Hannah Baker Saltmarsh is the author of the poetry collection, Hysterical Water, published by The University of Georgia Press in March 2021. She has written a book of poetry criticism, entitled Male Poets and the Agon of the Mother: Contexts in Confessional and Post-confessional Poetry (Univ. of South Carolina P., 2019). She is the mother of three children, and lives with her husband in Cedar Rapids, Iowa, where she teaches and writes.
Kate Godin lives in Western Massachusetts, where she tends to the writing needs of a small liberal arts college, a tween and a teen, a vigorous anxiety. She is a graduate of Bates College and the New School for Social Research.
Bonnie Larson Staiger is a North Dakota Associate Poet Laureate, the recipient of the ‘Poetry of the Plains and Prairies Prize (NDSU Press, 2018) and the ‘Independent Press Award: Distinguished Favorite’ (2019) for her collection, Destiny Manifested. Her second book In Plains Sight, is forthcoming from NDSU Press in 2021.

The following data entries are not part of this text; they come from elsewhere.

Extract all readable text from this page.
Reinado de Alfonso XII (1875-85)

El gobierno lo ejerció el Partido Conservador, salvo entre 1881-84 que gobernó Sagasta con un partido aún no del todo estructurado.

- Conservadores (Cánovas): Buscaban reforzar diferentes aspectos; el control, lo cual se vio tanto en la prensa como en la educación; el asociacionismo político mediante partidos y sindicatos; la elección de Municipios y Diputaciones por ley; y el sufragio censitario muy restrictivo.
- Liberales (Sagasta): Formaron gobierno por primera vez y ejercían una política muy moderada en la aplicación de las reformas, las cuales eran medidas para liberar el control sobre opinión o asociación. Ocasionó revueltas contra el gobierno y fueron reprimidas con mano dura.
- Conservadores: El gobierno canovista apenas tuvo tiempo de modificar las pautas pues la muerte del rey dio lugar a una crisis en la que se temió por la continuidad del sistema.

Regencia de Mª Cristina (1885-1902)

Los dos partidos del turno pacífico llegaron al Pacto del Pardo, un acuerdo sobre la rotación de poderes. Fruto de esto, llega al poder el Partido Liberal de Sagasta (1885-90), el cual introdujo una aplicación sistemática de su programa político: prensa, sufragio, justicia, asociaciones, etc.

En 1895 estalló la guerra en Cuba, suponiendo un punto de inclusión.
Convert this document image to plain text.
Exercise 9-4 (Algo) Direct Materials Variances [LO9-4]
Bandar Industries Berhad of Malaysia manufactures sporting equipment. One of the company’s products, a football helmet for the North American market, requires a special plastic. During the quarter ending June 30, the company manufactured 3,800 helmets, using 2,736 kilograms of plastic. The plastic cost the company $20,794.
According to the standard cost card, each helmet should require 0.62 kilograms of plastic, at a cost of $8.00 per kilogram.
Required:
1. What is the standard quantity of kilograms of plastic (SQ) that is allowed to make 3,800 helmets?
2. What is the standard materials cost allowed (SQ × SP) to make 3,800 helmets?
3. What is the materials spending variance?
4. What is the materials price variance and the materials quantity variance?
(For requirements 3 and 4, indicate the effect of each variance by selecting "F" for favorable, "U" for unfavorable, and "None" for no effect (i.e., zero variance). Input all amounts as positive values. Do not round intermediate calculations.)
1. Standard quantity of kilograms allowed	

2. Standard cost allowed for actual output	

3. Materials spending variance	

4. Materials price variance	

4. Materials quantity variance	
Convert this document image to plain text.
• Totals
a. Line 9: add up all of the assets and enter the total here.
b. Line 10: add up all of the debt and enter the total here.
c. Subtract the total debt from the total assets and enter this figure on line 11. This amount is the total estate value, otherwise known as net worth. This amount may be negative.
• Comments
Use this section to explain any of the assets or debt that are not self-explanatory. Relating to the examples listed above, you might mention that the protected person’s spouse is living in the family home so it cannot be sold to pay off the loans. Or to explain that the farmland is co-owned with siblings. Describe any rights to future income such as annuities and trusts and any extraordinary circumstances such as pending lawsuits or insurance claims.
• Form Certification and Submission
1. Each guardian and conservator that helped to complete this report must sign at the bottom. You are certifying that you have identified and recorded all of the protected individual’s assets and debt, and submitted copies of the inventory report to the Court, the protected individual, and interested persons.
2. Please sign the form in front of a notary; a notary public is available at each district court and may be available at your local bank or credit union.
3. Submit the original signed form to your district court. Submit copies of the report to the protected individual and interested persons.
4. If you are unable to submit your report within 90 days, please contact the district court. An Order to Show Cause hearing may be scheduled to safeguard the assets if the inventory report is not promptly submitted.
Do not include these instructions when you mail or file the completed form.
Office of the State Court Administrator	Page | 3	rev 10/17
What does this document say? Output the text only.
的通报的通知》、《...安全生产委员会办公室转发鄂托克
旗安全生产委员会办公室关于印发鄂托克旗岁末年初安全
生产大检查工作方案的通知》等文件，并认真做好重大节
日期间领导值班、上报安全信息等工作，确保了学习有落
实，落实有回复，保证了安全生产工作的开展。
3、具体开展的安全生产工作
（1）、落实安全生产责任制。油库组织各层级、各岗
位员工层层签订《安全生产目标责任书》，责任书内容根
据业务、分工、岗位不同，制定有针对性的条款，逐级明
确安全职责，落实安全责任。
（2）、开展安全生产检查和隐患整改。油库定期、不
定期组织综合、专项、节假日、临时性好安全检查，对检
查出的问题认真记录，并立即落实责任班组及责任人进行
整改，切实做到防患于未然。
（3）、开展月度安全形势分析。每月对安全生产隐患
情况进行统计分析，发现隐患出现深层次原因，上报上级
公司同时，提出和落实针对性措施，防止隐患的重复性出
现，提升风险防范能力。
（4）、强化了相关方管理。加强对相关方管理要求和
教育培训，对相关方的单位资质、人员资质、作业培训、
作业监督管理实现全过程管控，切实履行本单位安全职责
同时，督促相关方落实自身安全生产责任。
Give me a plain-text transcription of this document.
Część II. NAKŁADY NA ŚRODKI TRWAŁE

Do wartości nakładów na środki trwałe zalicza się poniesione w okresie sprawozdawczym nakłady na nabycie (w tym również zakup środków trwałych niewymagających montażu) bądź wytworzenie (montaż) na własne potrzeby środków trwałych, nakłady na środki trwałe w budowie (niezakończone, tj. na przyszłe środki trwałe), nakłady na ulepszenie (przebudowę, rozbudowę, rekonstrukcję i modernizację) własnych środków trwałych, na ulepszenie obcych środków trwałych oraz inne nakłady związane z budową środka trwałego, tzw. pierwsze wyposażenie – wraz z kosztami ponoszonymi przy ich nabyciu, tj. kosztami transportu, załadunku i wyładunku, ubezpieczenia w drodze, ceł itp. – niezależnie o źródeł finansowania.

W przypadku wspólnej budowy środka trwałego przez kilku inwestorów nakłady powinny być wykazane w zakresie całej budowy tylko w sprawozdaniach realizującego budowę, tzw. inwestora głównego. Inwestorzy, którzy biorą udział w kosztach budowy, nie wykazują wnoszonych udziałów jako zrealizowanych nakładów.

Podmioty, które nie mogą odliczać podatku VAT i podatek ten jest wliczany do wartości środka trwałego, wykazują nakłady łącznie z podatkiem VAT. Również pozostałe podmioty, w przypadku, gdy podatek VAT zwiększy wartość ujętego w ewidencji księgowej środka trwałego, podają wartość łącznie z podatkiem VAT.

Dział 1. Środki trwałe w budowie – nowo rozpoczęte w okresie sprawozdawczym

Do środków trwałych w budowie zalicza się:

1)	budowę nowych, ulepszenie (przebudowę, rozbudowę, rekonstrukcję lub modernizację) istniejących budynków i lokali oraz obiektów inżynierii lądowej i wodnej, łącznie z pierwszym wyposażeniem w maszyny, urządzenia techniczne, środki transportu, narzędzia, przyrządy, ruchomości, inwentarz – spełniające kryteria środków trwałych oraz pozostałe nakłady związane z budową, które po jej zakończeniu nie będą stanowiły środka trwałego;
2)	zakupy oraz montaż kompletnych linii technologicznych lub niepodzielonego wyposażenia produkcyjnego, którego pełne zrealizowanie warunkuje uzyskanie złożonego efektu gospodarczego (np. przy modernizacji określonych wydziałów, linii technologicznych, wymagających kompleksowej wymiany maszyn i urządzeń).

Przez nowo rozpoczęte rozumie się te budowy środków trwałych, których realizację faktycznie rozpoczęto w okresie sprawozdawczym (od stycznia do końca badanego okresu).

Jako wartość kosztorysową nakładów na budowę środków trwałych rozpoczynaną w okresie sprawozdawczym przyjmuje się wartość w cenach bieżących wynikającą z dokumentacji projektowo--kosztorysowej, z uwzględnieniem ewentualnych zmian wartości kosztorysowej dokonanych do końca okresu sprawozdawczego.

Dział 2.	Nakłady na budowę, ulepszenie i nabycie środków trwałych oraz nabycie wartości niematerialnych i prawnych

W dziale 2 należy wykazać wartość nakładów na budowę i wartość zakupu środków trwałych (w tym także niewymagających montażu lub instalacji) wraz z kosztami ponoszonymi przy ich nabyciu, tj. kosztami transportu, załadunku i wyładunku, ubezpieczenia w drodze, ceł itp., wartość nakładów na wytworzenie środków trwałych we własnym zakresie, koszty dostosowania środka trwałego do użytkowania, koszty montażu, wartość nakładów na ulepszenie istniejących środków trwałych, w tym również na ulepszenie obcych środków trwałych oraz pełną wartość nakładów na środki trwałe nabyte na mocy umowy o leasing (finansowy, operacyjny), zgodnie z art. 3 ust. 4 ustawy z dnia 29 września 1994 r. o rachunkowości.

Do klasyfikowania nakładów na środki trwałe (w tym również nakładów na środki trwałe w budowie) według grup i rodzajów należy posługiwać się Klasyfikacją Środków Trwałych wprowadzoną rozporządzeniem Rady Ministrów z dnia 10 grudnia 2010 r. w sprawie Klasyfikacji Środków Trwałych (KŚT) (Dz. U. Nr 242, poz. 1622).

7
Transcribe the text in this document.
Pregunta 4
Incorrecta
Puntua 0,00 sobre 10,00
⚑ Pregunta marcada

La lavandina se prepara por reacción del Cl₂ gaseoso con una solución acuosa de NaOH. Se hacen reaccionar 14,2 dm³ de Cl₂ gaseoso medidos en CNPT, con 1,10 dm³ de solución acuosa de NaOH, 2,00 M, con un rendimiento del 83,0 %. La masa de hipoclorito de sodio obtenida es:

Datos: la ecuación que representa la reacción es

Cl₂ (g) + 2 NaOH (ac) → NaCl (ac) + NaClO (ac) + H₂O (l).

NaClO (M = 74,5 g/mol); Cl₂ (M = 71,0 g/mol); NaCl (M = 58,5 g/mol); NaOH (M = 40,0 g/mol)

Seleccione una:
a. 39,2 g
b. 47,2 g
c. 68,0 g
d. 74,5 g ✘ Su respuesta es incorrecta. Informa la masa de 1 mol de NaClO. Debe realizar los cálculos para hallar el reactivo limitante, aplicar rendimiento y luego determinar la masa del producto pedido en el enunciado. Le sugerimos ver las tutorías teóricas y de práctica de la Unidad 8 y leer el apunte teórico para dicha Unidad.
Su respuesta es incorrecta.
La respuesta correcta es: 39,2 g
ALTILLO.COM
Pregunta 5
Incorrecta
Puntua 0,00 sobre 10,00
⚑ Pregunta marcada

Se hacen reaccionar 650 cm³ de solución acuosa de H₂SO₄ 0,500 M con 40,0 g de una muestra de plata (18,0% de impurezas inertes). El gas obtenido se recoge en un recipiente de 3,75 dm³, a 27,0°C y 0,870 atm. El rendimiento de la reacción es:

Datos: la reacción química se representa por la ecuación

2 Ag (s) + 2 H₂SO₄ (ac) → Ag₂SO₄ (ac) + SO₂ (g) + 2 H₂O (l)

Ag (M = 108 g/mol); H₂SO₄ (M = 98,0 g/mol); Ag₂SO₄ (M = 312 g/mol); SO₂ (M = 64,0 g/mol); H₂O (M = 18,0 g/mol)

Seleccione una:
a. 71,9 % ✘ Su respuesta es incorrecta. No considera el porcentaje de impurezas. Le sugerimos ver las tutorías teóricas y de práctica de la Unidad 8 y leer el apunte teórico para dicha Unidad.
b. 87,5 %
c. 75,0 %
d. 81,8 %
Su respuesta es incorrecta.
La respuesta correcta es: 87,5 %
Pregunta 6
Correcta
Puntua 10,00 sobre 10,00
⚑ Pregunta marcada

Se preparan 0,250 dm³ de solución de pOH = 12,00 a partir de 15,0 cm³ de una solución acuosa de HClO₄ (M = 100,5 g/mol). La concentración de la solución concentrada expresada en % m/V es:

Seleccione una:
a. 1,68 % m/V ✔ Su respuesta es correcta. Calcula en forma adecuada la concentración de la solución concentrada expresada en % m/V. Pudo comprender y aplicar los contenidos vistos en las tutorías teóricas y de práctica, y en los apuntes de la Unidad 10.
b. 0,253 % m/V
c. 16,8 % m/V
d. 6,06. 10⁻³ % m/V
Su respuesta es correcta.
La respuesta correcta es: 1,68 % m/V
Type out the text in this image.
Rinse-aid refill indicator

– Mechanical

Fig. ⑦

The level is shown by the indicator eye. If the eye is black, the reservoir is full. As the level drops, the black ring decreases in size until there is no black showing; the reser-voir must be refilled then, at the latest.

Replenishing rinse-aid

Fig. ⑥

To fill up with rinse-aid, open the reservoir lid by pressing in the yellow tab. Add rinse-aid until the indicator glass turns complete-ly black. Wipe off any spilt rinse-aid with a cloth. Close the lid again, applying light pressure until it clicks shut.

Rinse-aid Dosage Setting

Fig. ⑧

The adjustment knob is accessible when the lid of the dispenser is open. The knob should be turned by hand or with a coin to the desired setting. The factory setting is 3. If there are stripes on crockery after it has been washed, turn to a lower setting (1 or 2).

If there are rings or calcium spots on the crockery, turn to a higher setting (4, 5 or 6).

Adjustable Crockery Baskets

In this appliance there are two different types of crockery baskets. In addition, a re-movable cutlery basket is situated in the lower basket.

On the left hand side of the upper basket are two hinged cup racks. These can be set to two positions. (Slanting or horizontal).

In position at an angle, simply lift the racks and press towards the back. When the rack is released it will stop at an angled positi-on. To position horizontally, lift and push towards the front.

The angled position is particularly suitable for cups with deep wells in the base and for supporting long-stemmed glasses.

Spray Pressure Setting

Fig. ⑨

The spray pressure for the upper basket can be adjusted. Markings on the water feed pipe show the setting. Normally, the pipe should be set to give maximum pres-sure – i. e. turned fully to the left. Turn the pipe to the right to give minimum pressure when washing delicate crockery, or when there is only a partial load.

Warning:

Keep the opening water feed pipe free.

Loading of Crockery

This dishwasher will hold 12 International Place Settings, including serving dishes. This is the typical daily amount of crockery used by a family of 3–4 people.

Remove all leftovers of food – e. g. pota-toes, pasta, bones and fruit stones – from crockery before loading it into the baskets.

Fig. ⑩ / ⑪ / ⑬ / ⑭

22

Robin Long is a queer poet and writer from Austin. She is expanding her fiction thesis on Emily Dickinson. She is a Pushcart Prize nominee, 2020 National Poetry Month Editor’s Pick, and a digital poetry performer with FEELS Zine.
Siri Palreddy is a first-year at Amherst College, hoping to study both English and Neuroscience. An avid reader, she first discovered Emily Dickinson in high school, and has loved her work ever since. Apart from poetry, Siri enjoys writing creative nonfiction and is compelled by stories that navigate one’s identity (or identities) and roots. When not reading or writing, you can find Siri spending her free time volunteering, laying in the sun, or rewatching her favorite comfort shows.
Peter Schmitt is the author of six books of poems. “Emily Dickinson and the Boston Red Sox” appears in his new collection, Goodbye, Apostrophe (Regal House). A graduate of Amherst and The Iowa Writers Workshop, he lives and teaches in his hometown of Miami, Florida.
Don Skoog is a freelance musician, writer, and teacher living in Oak Park, Illinois. He plays Classical percussion and Jazz drums, as well as Latin American, Arabic, and Persian instruments. He authors books and articles on exploring culture through music—the latest, in Arabic, for The University of Chicago’s Majala magazine—and has written four novels (not all of them published yet). The poem Amherst, is from Adventures in the RhythmVerse, his first chapbook.
Rebecca Starks is the author of the poetry collections Time Is Always Now, a finalist for the 2019 Able Muse Book Award, and Fetch, Muse (forthcoming from Able Muse Press), and is the recipient of Rattle’s 2018 Neil Postman Award for Metaphor. She lives in Richmond, Vermont.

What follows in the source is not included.